Conference Program

The program of the CIBB 2018 International Conference is displayed here.

The Conference Dinner will take place at:

Casa da Cerca – Centro de Arte Contemporânea

Rua da Cerca

2800 – 050 Almada

Coordenadas GPS
38° 41' 0.820" N    9° 9' 33.502" W



Professor Alberto Paccanaro,  University of London, U.K.

Professor Alexandra Carvalho, Universidade de Lisboa, Portugal

Professor Benoit Liquet, University of Pau, France

Professor Fernando L. Ferreira, Universidade Nova de Lisboa, Portugal

Professor Veronica Vinciotti, Brunel University London, UK


Answering questions in biology and medicine by making inferences on networks


An important idea that has emerged recently is that a cell can be viewed as a complex network of interrelating proteins, nucleic acids and other bio-molecules.  At the same time, data generated by large-scale experiments often have a natural representation as networks such as protein-protein interaction networks, genetic interaction networks, co-expression networks. From a computational point of view, a central objective for systems biology and medicine is therefore the development of methods for making inferences and discovering structure in biological networks possibly using data which are also in the form of networks. In this talk, I'll present novel computational methods for solving biological problems which can all be phrased in terms of inference and structure discovery in large scale networks. These methods are based and extend recent developments in the areas of machine learning (particularly semi-supervised learning and matrix factorization), graph theory and network science. I will show how these computational techniques can provide effective solutions for: 1) quantifying similarity between heritable diseases at molecular level using exclusively disease phenotype information; 2) disease gene prediction; 3) drug side-effect prediction.


Model selection for temporal biomedical data


Human health care is changing rapidly, pressing the development of machine learning techniques for automatic diagnoses and prognosis, as well as personalized therapies for individual patients. The emerging availability of temporal data, namely via electronic medical records, is triggering this line of research. One of the main problems is to model the dynamic process underlying the data evolution. We detail how to learn efficiently Markovian data, when the dependencies can be expressed as a dynamic Bayesian network. We follow a score-based approach, and guarantee that the learned model is optimal according to several model selection criteria. Finally, we address the problem of early classification, which is essential in time-sensitive applications, such as personalized therapies.


A Unified  Regularized Group PLS Algorithm Scalable to Big Data.  Application on genomics data


Partial Least Squares (PLS) methods have been heavily exploited to analyse the association between two blocs of data. These powerful approaches can be applied to data sets where the number of variables is greater than the number of observations and in presence of high collinearity between variables. Different sparse versions of PLS have been developed to integrate multiple data sets while simultaneously selecting the contributing variables. Sparse modelling is a key factor in obtaining better estimators and identifying associations between multiple data sets. The cornerstone of the sparsity version of PLS methods is the link between the SVD of a matrix (constructed from deflated versions of the original matrices of data) and least squares minimisation in linear regression. We present here an accurate description of the most popular PLS methods, alongside their mathematical proofs. A unified algorithm is proposed to perform all four types of PLS including their regularised versions. Our methods enable us to identify important relationships between genomic expression and cytokine data from an HIV vaccination trial. We also proposed a new methodology by accounting for both grouping of genetic markers (e.g. genesets) and temporal effects.  Finally, various approaches to decrease the computation time are offered, and we show how the whole procedure can be scalable to big data sets.


Ethics and our moral in research, let’s think about it!


As researchers, it is our will is to pursue knowledge, to contribute to society and to open new roads for the Future.
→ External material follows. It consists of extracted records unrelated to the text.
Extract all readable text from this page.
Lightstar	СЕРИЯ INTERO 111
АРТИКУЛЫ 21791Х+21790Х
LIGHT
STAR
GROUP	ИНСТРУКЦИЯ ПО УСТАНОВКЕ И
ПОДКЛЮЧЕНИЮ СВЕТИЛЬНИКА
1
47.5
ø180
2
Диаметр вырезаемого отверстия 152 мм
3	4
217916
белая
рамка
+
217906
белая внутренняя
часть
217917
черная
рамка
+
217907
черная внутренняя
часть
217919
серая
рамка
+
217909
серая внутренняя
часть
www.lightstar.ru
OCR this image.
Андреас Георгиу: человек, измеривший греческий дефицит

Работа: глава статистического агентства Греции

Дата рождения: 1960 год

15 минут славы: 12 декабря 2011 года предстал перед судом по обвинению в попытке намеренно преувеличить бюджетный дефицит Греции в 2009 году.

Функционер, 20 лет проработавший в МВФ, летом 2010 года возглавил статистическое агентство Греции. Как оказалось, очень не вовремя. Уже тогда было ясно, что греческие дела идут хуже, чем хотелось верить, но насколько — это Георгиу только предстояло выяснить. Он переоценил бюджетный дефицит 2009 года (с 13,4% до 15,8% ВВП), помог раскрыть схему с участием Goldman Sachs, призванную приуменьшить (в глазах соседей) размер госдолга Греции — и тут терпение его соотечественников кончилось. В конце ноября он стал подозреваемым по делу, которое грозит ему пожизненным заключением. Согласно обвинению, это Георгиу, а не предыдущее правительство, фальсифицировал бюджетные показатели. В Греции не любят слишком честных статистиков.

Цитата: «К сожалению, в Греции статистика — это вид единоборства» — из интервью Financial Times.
Ethics is a theme always present in our minds but probably remains outside the central concerns of researchers while main subjects are developed. Sometimes we come across a formal consent or an ethics statement seen mostly as a bureaucratic task. However, lately with the so called exponential technologies, we find ourselves duelling with a variety of controversial questions resulting from the different branches of artificial intelligence as those applied to self-driving cars’ decisions the exposure of privacy and Decision support systems in medicine, etc. Some are arguing that risks become clear and, one of this days, we may face a singularity and, eventually, becoming too late to stop. This short talk aims to rise some questions about present ethical issues aiming at promoting the intervention and discussion among participants at this Conference.


Sparse graphical models in genomics: an application to censored qPCR data


Regularized inference of networks using graphical modelling approaches has seen many applications in biology, most notably in the recovery of regulatory networks from high-dimensional gene expression data. Various extensions to the standard graphical lasso approach have been proposed, such as dynamic and hierarchical graphical models. In this talk, I will focus on a latest extension to censored graphical models in order to deal with censored data such as qPCR data. We propose a computationally efficient EM-like algorithm for the estimation of the conditional independence graph and thus the recovery of the underlying regulatory network.